In the wake of painful losses on education-related holdings and technology shares over the past year, the broader market is already on heightened alert for the next social policy-related pronouncement from Beijing that could portend investment losses.
By way of example, on Aug. 3, a story in China's semi-official Economic Information Daily referring to online games played by hundreds of millions of young Chinese as "spiritual opium" prompted a sharp sell-off of gaming company stocks.
Market leader Tencent Holdings Ltd., Shenzhen, saw its Hong Kong-listed shares tumble more than 10% intraday before closing 6.5% down.
After hopeful signs of more regulatory clarity last week, that article on curtailing video games "reignited fears and weighed on not only online gaming stocks but also online video stocks," noted Brendan Ahern, chief investment officer of New York-based KraneShares ETFs, which is managed by Krane Funds Advisors LLC.
The resulting sharp price declines for Tencent and other big gaming stocks show a "shoot first and ask questions later" mentality among investors now, said Mr. Ahern.
Chinese officials, meanwhile, have reached out to market players both at home and abroad to calm the concerns raised by their July 23 announcement.

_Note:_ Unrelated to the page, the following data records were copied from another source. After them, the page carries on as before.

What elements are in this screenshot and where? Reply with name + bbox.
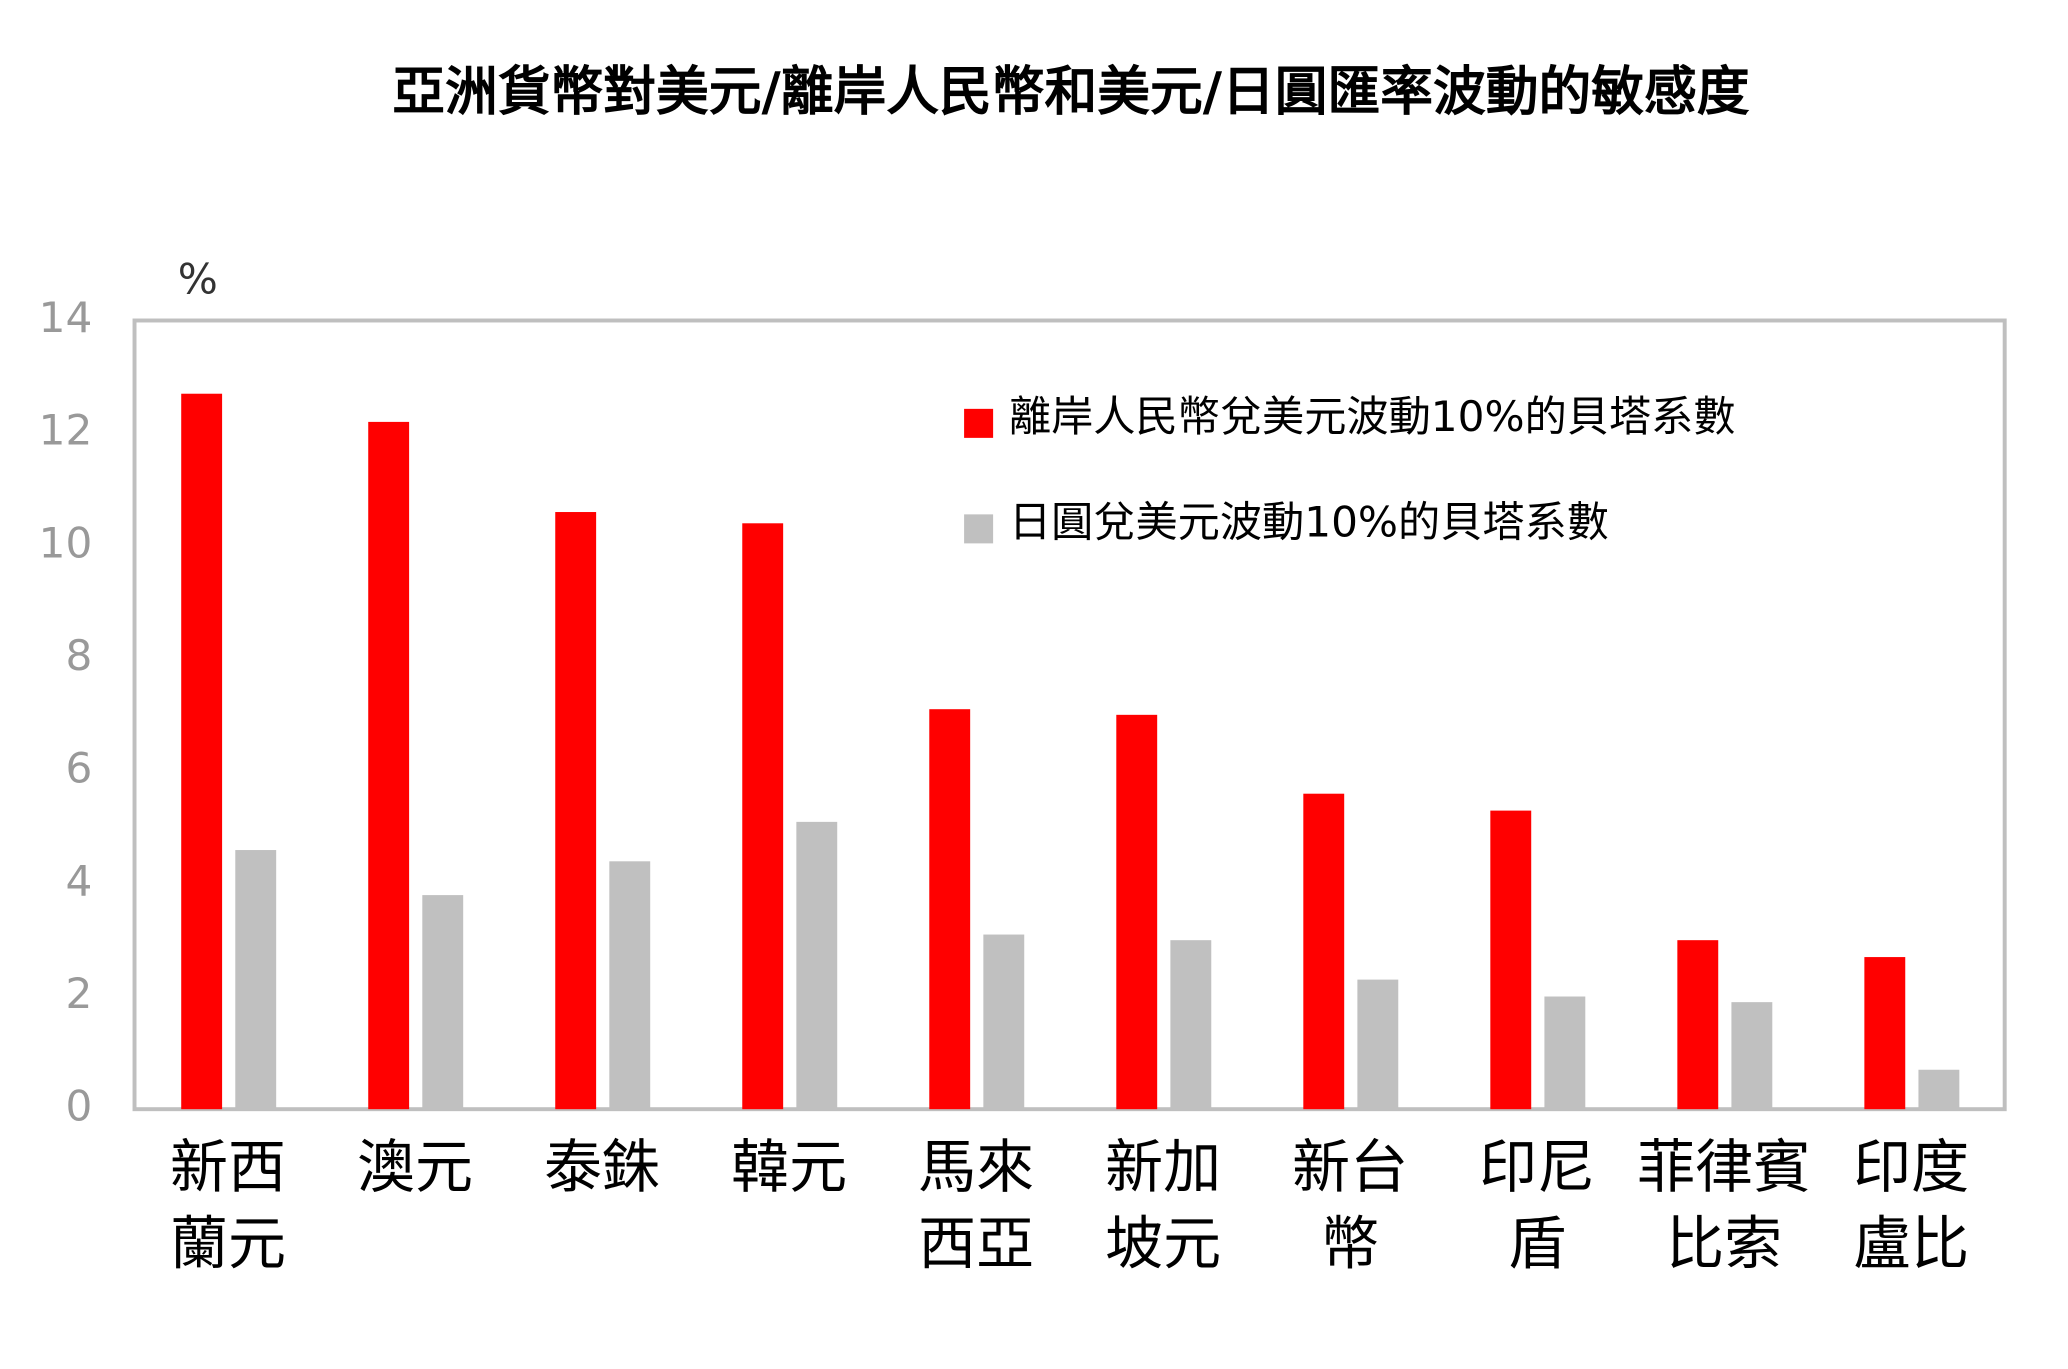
- bar: [742, 523, 784, 1110]
- bar: [1490, 810, 1532, 1110]
- bar: [1170, 940, 1212, 1110]
- x-tick-label: 印尼盾: [1479, 1133, 1595, 1278]
- bar: [235, 850, 277, 1110]
- y-tick-label: 2: [65, 969, 92, 1018]
- bar: [609, 861, 651, 1110]
- x-tick-label: 馬來西亞: [918, 1133, 1034, 1278]
- x-tick-label: 澳元: [357, 1133, 473, 1201]
- x-tick-label: 新西蘭元: [170, 1133, 286, 1278]
- y-tick-label: 8: [65, 631, 92, 680]
- bar: [983, 934, 1025, 1110]
- plot-frame: [132, 318, 2007, 1112]
- y-tick-label: 14: [39, 293, 93, 342]
- y-tick-label: 4: [65, 856, 92, 905]
- bar: [1303, 793, 1345, 1110]
- bar: [1677, 940, 1719, 1110]
- x-tick-label: 韓元: [731, 1133, 847, 1201]
- legend-swatch: [964, 408, 994, 438]
- x-tick-label: 新加坡元: [1105, 1133, 1221, 1278]
- legend-swatch: [964, 514, 994, 544]
- bar: [368, 421, 410, 1110]
- bar: [422, 895, 464, 1110]
- bar: [1357, 979, 1399, 1110]
- x-tick-label: 泰銖: [544, 1133, 660, 1201]
- bar: [181, 393, 223, 1110]
- bar: [1116, 714, 1158, 1110]
- bar: [796, 821, 838, 1110]
- y-tick-label: 0: [65, 1082, 92, 1131]
- legend-label: 離岸人民幣兌美元波動10%的貝塔系數: [1009, 392, 1736, 441]
- x-tick-label: 印度盧比: [1853, 1133, 1969, 1278]
- bar: [1864, 957, 1906, 1110]
- bar: [1731, 1002, 1773, 1110]
- x-tick-label: 新台幣: [1292, 1133, 1408, 1278]
- chart-title: 亞洲貨幣對美元/離岸人民幣和美元/日圓匯率波動的敏感度: [392, 62, 1750, 123]
- bar: [1544, 996, 1586, 1110]
- y-tick-label: 6: [65, 744, 92, 793]
- y-tick-label: 10: [39, 518, 93, 567]
- x-tick-label: 菲律賓比索: [1637, 1133, 1811, 1278]
- bar: [1918, 1069, 1960, 1110]
- legend-label: 日圓兌美元波動10%的貝塔系數: [1009, 497, 1609, 546]
- y-axis-label: %: [178, 255, 218, 304]
- bar: [929, 709, 971, 1110]
- bar: [555, 512, 597, 1110]
- y-tick-label: 12: [39, 406, 93, 455]
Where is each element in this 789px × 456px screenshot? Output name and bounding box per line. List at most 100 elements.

In a recent conference call, Andy Rothman, investment strategist with San Francisco-based Matthews International Capital Management LLC, noted that on a hastily arranged call with Chinese brokerage firms July 29, a top Chinese market regulator went out of his way to stress that recent moves weren't designed to restrict foreign capital or decouple China from global markets — a sign that the regulators realize "they really didn't get this right."
"Horrible communication about a lot of these regulatory issues … has unsettled investors," a challenge when China's fast-paced economic growth has left regulators forever playing catch-up, Mr. Rothman noted. Adding to the potential for misunderstandings is the speed with which the Chinese Communist Party, as a one-party regime, is able to act, he said.
Matthews Asia had $31.9 billion in global AUM as of June 30.
At the end of the day, said J.P. Morgan's Mr. Hui, the authorities in Beijing have to work harder at communicating — and overseas investors have to work harder at understanding — the country's policy direction. Both sides need to up their games, he said.
Meanwhile, the initial fears regarding the import of Beijing's July 23 surprise have calmed somewhat, analysts say.
"When the news first broke, there was clearly a lot of confusion, a lot of worries at a very high level but after a week and a half of digesting the news a lot of investors are thinking more rationally, both in terms of the valuations (and) where things are going," Mr. Hui said.